先輩看護師の一言: 「国試で『ICD』を『死因統計』と結びつけるのは基本です！でも、現場に出ると、この知識は『患者さんがなぜ亡くなったのか』を社会全体で捉えるための大事な基盤だと実感します。『死因』を正しく分類することは、未来の医療政策や予防活動に繋がっていくんです。だからこそ、私たち看護師の観察力と記録力が、社会の健康を支える一歩になるんですね！」

## 重要概念

- **ICD** — 国際疾病分類（International Classification of Diseases）。WHOが定める、疾病及び死因の国際的な統計分類。
- **死因統計** — 死亡診断書に基づき、ICDに従って死因を分類・集計した統計。国の健康状態を把握するための基礎資料。
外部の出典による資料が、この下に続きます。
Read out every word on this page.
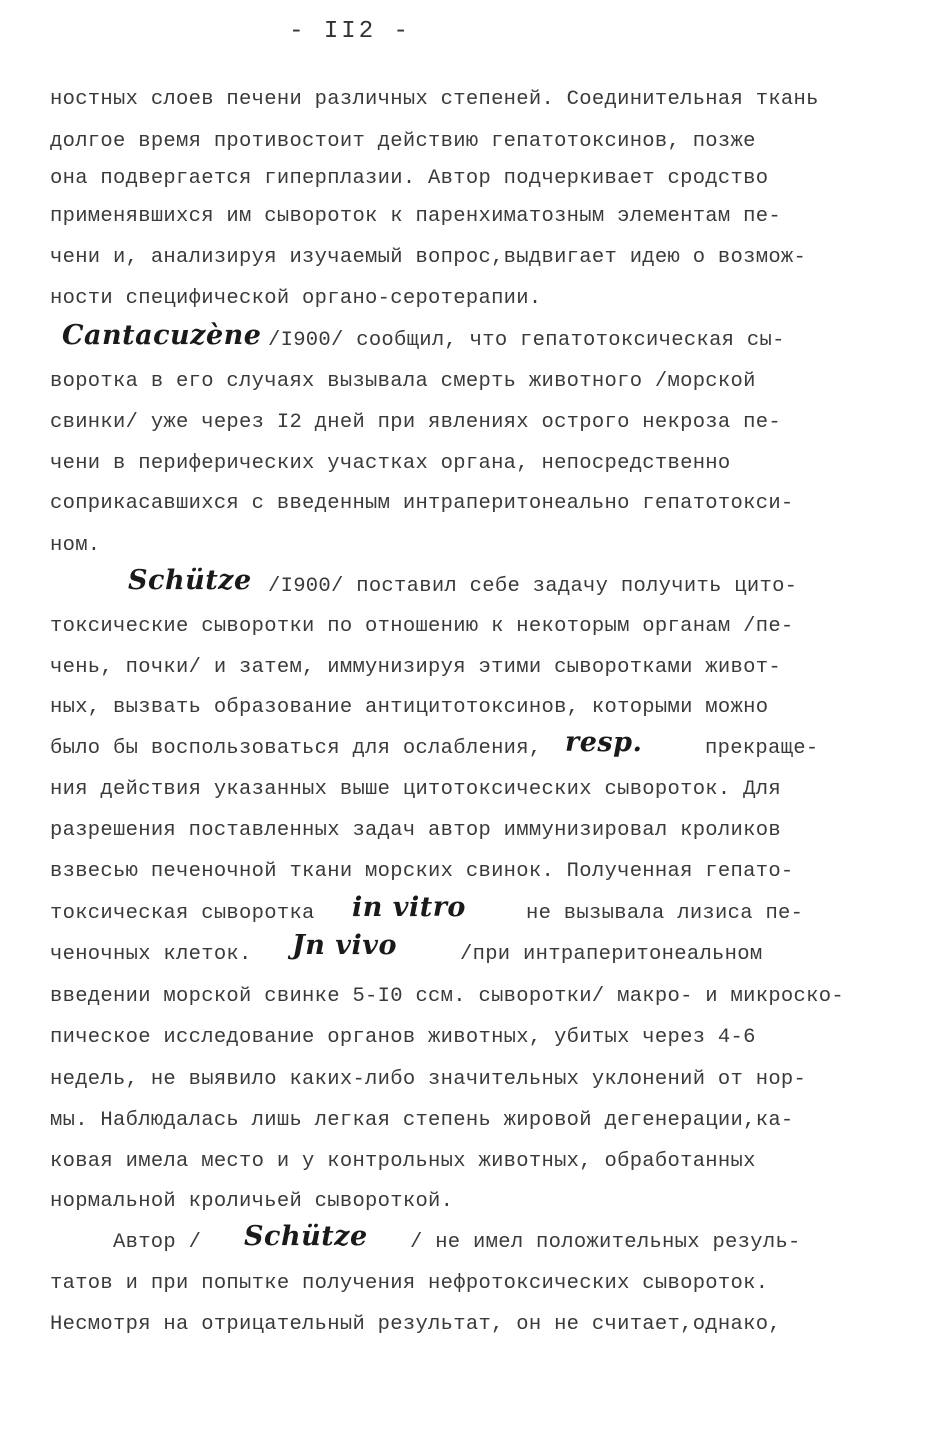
- II2 -
ностных слоев печени различных степеней. Соединительная ткань
долгое время противостоит действию гепатотоксинов, позже
она подвергается гиперплазии. Автор подчеркивает сродство
применявшихся им сывороток к паренхиматозным элементам пе-
чени и, анализируя изучаемый вопрос,выдвигает идею о возмож-
ности специфической органо-серотерапии.
Cantacuzène /I900/ сообщил, что гепатотоксическая сы-
воротка в его случаях вызывала смерть животного /морской
свинки/ уже через I2 дней при явлениях острого некроза пе-
чени в периферических участках органа, непосредственно
соприкасавшихся с введенным интраперитонеально гепатотокси-
ном.
Schütze /I900/ поставил себе задачу получить цито-
токсические сыворотки по отношению к некоторым органам /пе-
чень, почки/ и затем, иммунизируя этими сыворотками живот-
ных, вызвать образование антицитотоксинов, которыми можно
было бы воспользоваться для ослабления, resp.	прекраще-
ния действия указанных выше цитотоксических сывороток. Для
разрешения поставленных задач автор иммунизировал кроликов
взвесью печеночной ткани морских свинок. Полученная гепато-
токсическая сыворотка in vitro	не вызывала лизиса пе-
ченочных клеток. Jn vivo	/при интраперитонеальном
введении морской свинке 5-I0 ccм. сыворотки/ макро- и микроско-
пическое исследование органов животных, убитых через 4-6
недель, не выявило каких-либо значительных уклонений от нор-
мы. Наблюдалась лишь легкая степень жировой дегенерации,ка-
ковая имела место и у контрольных животных, обработанных
нормальной кроличьей сывороткой.
Автор / Schütze / не имел положительных резуль-
татов и при попытке получения нефротоксических сывороток.
Несмотря на отрицательный результат, он не считает,однако,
- **ICNP** — 国際看護実践分類（International Classification for Nursing Practice）。看護診断、看護介入、看護成果を標準化する分類。
- **ICF** — 国際生活機能分類（International Classification of Functioning, Disability and Health）。生活機能と障害の状態を分類する。
- **DSM** — 精神疾患の診断・統計マニュアル（Diagnostic and Statistical Manual of Mental Disorders）。米国精神医学会が定める精神疾患の診断基準。